Greater love has no one than this, that you lay down your life for your friends. - John 15:13
Christian truth has many aspects. Together they create a paradox. Somehow in the wisdom of God, in the depth and richness of our life and God's life, some things are true and at the same time bigger than we can understand.
One example is that Christian history tells us we are free to make choices and that what we choose will determine what our life will be. Yet, on the other hand, Scriptures tell us that God knew it all from the beginning anyhow. Somehow God is so big and has so designed the world that both are completely true; they don't cancel each other out. It's a paradox.
Laying down our lives for one another is like that.

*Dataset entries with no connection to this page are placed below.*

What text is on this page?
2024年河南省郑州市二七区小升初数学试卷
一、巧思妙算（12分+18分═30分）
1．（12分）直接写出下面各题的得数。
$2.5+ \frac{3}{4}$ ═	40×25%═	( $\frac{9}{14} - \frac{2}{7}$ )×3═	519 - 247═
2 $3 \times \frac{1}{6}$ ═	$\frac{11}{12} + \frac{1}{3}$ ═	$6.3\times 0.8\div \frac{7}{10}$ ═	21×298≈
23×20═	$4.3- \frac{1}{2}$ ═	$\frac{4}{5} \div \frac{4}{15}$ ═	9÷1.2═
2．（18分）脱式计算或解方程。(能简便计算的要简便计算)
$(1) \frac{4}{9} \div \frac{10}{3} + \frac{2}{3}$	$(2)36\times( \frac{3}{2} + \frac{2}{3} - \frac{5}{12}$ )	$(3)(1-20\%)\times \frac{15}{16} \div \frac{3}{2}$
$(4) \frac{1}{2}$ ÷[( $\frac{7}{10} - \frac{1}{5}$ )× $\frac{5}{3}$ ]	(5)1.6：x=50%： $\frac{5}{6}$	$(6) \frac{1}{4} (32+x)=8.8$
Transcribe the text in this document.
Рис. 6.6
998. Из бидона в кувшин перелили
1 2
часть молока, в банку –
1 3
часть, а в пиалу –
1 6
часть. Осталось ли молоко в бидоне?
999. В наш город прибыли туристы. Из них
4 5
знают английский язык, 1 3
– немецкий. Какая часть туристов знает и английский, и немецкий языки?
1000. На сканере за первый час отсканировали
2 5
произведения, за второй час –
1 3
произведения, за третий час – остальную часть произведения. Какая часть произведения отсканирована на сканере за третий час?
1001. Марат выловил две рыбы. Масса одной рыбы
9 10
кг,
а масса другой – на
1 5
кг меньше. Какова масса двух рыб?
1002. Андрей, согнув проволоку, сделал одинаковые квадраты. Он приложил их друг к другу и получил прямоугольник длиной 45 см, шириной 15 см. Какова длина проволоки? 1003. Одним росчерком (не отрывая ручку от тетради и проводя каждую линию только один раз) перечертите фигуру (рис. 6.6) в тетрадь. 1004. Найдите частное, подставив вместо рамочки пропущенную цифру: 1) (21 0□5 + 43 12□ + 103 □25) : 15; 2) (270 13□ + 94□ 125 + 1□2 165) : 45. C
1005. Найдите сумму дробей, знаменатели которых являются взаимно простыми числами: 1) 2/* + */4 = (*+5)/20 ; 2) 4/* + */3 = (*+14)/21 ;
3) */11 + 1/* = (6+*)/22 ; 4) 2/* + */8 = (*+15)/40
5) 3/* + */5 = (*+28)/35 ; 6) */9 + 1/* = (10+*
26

We come into Christian community believing that here above all places we are going to love one another; we are going to give ourselves. There's a calling on our lives, and as we come together in covenant, faith, and sacrifice, there's a tremendous flow of love.
Yet, there is the paradox: At the very place where we have come together to love one another more fully, more sacrificially, more deeply, it seems we end up hurting and disappointing one another.
In my experience, both sides of the paradox are descriptive of Christian community. This is where God's love and the love of brothers and sisters for one another is profoundly revealed. But Christian community is a place where the lack of love seems also to be manifest.
When we come into Christian community we have a vision of laying down our lives for our friends. We don't understand what this means, but as we are together its meaning begins to unfold.